When he was done kissing me, he'd already managed three fingers which he quickly replaced with his condom wrapped cock.
"Fine," I moaned. "I'll buy you more macadamia nuts."
This time Penn laughed and that damn smile, and everything it represented, sent a charge through me. It was the weirdest feeling, like soda exploding in your mouth until you couldn't hold it in and it came out your nose. It's a terrible analogy and he'd be offended if I ever said aloud, except it wasn't all that far off.
He was staring at me, those dark brown eyes as light as I'd ever seen them. He loved me. It was written on his face and in his actions and the way he reacted when he saw me. And the way he was so comfortable that he could talk about buying condoms and macadamia nuts when he was getting ready to fuck my brains out. I hoped he saw it in me too. The way I looked at him and, in my actions, and the way I reacted when I saw him.
Penn pushed all the way in then kissed me, then pulled out, and started doing what he did so well. I don't think either of us was looking for a marathon. He edged both of us long enough that by the time I finally came, it was so intense I was scared to get hard again. We did a quick clean up then tangled up in each other until I wasn't sure where he started and I ended.
"I'm glad you came," he said.
"I'm glad you made me cum."
Penn smiled into my neck which made me smile and my stomach flutter. "That's not what I meant and you know it."
"I couldn't be away for one more day," I told him in all honesty. "I never had an issue being away from Lee. Even in the beginning when I was still in high school and he was off at college. I missed him but life went on. It's not like that with you. Life stops and it doesn't go on until I see you again."

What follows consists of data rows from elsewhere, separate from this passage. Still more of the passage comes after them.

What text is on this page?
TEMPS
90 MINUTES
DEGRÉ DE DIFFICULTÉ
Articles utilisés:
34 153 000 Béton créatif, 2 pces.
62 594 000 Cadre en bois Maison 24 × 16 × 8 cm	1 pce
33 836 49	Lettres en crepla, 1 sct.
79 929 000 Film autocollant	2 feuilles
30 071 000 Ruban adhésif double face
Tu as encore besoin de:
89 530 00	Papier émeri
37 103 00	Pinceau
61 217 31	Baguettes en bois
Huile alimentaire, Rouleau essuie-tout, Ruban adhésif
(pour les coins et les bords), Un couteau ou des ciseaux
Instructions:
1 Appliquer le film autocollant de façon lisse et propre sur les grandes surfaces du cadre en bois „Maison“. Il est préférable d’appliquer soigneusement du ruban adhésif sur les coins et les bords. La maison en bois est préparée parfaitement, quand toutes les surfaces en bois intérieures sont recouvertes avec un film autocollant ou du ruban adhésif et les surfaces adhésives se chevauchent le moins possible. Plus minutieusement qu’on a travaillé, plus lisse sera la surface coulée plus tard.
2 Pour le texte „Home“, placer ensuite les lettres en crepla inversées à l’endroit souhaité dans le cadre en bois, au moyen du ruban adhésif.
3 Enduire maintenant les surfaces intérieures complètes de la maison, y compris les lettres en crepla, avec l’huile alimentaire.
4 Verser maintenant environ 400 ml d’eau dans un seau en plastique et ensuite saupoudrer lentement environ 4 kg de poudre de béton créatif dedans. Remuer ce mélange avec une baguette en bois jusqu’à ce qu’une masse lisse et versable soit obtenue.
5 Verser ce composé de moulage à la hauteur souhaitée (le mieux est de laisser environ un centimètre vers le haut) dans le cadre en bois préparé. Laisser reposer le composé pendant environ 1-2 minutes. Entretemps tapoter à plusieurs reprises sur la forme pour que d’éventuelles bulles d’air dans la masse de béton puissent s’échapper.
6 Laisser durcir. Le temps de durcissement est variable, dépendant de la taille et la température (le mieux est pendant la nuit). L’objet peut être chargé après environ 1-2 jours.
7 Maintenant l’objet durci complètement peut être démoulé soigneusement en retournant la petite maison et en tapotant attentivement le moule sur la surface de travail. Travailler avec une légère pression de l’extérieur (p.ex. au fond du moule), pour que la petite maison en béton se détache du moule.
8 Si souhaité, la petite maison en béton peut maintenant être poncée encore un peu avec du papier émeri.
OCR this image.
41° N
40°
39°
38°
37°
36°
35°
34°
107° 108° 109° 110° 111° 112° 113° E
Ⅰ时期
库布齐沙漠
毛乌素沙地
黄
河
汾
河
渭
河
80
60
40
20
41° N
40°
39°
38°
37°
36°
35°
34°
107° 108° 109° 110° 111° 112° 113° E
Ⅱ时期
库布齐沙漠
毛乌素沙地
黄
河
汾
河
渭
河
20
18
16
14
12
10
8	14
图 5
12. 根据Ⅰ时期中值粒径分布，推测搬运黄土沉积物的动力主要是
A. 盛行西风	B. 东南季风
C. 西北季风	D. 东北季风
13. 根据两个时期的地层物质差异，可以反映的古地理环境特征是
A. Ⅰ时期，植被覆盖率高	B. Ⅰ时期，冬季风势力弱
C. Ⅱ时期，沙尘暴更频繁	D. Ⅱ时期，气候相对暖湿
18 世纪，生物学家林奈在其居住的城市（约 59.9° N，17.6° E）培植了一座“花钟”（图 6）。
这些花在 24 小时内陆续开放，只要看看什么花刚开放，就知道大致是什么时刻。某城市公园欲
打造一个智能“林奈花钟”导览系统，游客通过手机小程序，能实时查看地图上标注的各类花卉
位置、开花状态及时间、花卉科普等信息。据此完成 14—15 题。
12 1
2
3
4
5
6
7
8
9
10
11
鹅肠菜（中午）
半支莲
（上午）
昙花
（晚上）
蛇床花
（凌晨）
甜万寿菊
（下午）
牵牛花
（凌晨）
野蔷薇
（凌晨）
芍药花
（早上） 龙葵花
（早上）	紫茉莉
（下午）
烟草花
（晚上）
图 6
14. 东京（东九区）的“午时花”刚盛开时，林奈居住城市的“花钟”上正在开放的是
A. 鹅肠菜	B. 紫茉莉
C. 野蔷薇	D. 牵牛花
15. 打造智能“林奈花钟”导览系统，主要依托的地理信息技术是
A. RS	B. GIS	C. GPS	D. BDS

Penn squeezed me tighter. He was silent as he savored the words. When he responded, it was a simple 'same'. It was softly spoken but packed with truth. We stayed up for a bit longer but neither of us spoke. It was just nice to be. And sometimes touch and proximity were more important than anything else.
****
Penn was on the other side of the bed when I woke. I quietly snuck out of bed, pulled on his sweatpants and t-shirt, then softly padded my way downstairs to the kitchen. I had a million songs on my phone from my Yevo days. A lot of them I enjoyed because they were fun, upbeat, and packed a lot of great memories. I plugged the phone into the speaker that was on the kitchen counter. I'm not sure Penn ever used it but I got enough mileage for the both of us.
I was cooking breakfast and grooving to Wobble when Penn came in. He came up behind me and kissed my cheek then tried to slide past me to safety. I grabbed him and started dancing against him.
"It's too early for this," he said, his voice thick with sleep. I didn't miss the way he complained but didn't try to stop me.